I’ve had several experiences lately – both good and bad – that have reminded me just how critical client/customer service is for companies of all sizes and across all industries. And it really only takes a little movement in either direction to make a big impact.
First, let’s get the bad out of the way… One of the simplest – and yet sometimes the most difficult – client service tools is communication. Communication is absolutely key. I’ve personally been working with a service provider who started out on such a high note in this area. My contact’s responsiveness to my questions – and indeed, his proactivity in keeping me updated – were the primary reasons I chose to work with his group over a competitor. However, the really disappointing part is that once the contract was signed, that communication pipeline all but dried up. I no longer get proactive update calls, and when I do manage to get someone to call me back, s/he is generally rushed and distracted on the phone. I certainly understand that everyone is busy, but the dramatic shift in customer service that I’ve experienced has left a bad taste in my mouth.
On the flip side – I’ve also had the pleasure of experiencing some pretty outstanding client service recently. And in these instances, I’m happy to be more specific. I tried a new (to me) Italian bakery recently – Vincenza’s Italian Bakery. I was desperate to find a last-minute solution for an impromptu dinner party. I looked up Italian bakeries, found Vincenza’s and called to see if they had any carry-out lasagna available. The woman I spoke to was incredibly friendly and helpful. Because it was last-minute, their supplies were limited, but she pulled the last lasagna out of the freezer and put my name on it. She proactively offered to prepare a loaf of garlic bread for me as well. And it was all ready to go when I arrived 20 minutes later. Wow!
On a grander scale, last week GroundFloor Media posted a link on our Facebook page to an article about a beautiful example of customer service exhibited by Southwest Airlines – in which a pilot opted to hold a plane to wait for a grieving grandfather. Yes, it delayed the flight a bit and probably angered some of the passengers – but in the end, the pilot helped make a tragic and painful situation slightly more bearable.

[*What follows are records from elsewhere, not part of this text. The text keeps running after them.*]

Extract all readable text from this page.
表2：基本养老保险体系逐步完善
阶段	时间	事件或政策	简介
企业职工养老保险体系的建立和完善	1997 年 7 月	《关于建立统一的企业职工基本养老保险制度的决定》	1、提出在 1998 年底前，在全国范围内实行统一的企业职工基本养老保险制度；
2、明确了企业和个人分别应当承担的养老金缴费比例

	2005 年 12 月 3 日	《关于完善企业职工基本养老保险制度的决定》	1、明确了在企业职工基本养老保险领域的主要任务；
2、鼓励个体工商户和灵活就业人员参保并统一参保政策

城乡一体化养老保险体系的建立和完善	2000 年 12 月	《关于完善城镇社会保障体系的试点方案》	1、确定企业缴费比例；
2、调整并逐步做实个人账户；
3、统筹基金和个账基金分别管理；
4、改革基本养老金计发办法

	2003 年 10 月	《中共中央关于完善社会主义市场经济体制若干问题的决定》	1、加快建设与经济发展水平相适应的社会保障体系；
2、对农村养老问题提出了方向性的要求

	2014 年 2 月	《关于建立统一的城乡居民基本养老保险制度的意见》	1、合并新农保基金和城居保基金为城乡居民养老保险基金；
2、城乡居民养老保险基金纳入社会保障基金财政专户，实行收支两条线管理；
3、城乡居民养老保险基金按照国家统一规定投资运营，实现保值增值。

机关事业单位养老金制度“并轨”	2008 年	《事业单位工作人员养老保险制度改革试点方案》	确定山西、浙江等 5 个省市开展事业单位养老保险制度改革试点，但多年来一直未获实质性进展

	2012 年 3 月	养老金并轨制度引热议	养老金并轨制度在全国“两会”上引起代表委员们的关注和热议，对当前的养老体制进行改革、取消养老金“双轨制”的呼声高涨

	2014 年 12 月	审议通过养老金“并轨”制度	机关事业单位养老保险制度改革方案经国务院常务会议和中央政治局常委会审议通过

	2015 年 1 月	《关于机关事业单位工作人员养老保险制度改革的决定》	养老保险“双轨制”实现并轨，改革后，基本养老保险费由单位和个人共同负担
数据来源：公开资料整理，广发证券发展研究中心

And, although not as important in the grand scheme of things, his actions generated a great deal of goodwill for the airline in the process.
Finally, I’d like to cite two more examples of laudable client service – examples that are very relevant to the PR industry. And that is the amazing client service consistently demonstrated by our contacts at BusinessWire (Dylan Frusciano) and Cision (Kris Bates). Both gentlemen are always very friendly, incredibly prompt in responding to calls and e-mails, and they are always willing to go the extra mile to help answer questions, resolve issues, etc.
At GFM, I love that we place so much emphasis on exceptional client service. And it’s really the little things that matter – like client birthdays and quick responses. Or, as Seth Godin puts it, paying attention to those “last five minutes.” That being said, I cannot claim to be perfect – sometimes, stress and the frantic pace of a day get the best of me, and I don’t return a call as quickly as I should, or I fail to send a note of kudos to a client on a job well done. However, improving on that is my New Year’s resolution for 2011. And please – help me out! If I drop the client service ball when working with you, I sincerely want you to let me know!